お小遣いの100円で、いかにたくさん、いろいろ買うかに、ありったけの知恵をしぼったものです。

冷凍庫の脇にいれてある凍った「あんずボー」は1本20円。
噛むほどに、あんずの甘酸っぱさが口いっぱいに広がり
すかさず、シャーベット状になったシロップを口に入れ
ジャリジャリ、ジャリジャリと言わせながら食べるんですよね。

冬の寒いときなどは冷え冷えの「あんずボー」から、ちょっと浮気して「みつあんず」にいったりもしました。
そのまま吸って食べたり、ちょっと予算があればソースせんべいを買ってつけて食べたり。

パッケージに描かれたあんずの絵は、子どもの頃に通った駄菓子屋さんの店内の記憶と共に強く残っています。
それとパッケージ書かれた「ミナツネ」の文字。
わたしはこのあんずボーを「ミナツネ」と呼んでいました。
使い方としては、駄菓子屋で、あんずボーを買うとき、おばちゃんに「ミナツネ、1本ね!」って言うんです。
そうすると、おばちゃんが「はいよ、ミナツネのあんずは20円」という具合に返してくれました。

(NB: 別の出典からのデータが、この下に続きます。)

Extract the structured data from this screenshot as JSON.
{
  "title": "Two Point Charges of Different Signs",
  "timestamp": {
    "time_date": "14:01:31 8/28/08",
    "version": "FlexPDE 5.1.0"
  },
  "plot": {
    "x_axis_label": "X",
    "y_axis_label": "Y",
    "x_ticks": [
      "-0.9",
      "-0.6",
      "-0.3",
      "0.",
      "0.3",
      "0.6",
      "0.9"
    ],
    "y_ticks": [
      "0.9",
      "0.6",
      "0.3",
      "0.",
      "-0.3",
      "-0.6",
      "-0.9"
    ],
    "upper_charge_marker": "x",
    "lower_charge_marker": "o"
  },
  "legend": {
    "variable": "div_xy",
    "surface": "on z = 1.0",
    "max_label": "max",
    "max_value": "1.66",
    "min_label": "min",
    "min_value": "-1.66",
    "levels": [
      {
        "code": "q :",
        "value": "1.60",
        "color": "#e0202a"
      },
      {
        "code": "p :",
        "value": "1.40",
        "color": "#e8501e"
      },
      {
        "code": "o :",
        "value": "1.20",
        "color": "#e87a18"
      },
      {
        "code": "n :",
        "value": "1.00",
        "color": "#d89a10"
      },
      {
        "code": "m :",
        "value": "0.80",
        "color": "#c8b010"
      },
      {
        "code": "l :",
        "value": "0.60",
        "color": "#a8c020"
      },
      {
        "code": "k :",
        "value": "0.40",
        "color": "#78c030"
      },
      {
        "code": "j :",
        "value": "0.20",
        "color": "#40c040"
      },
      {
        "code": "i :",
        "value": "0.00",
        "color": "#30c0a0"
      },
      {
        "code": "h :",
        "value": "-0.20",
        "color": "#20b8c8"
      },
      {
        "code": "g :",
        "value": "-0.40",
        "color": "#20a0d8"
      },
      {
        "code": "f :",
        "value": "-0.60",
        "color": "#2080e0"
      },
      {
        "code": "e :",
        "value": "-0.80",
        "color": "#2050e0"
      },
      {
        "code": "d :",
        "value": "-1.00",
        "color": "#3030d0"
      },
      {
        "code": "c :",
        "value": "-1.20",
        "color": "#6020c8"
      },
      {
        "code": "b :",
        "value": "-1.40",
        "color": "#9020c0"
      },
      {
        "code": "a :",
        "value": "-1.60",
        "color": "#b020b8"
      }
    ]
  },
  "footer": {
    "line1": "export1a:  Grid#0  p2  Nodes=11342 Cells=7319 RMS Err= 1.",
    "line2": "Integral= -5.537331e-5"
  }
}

そして今回、ご縁があって「ミナツネ」さんの工場に特別におじゃまさせていただきました。
みなさんは、ミナツネさんが近所にあるのをご存知でしたか?
合羽橋の近くにミナツネさんはあります。
(こちらで小売はしていませんのでご注意ください)
黄色の看板に書かれた「あんず」の文字が目に飛び込んで来ます。

ミナツネさんの創業は1916(大正)4年。
飴屋さんからスタートしたのだそうです。
そして二代目のときに長野からあんずを取り寄せ、あんず菓子の製造を始めました。
現在は四代目がその後を継いでらっしゃいます。
工場に入ると、おなじみのあんず菓子が所狭しと並んでいます。

あんずボーの製造は、まず、あんずをキレイにするところから始まります。
各地で収穫されたあんずは、タネを取り除き、乾燥させます。
乾燥あんずが工場に届くと、この機械に次々と入れていきます。

火であぶり、あんずに付着したゴミを焼いていきます。
写真内に見える光の筋は火の粉です。
これは、ゴミがパチパチと焼けて火の粉となっているのです。
そしてゴミを取り除いたら、次はX線にかけ、付着物がないか緻密にチェックします。
ゴミを取り除く作業が終わったら、次の工程へと進みます。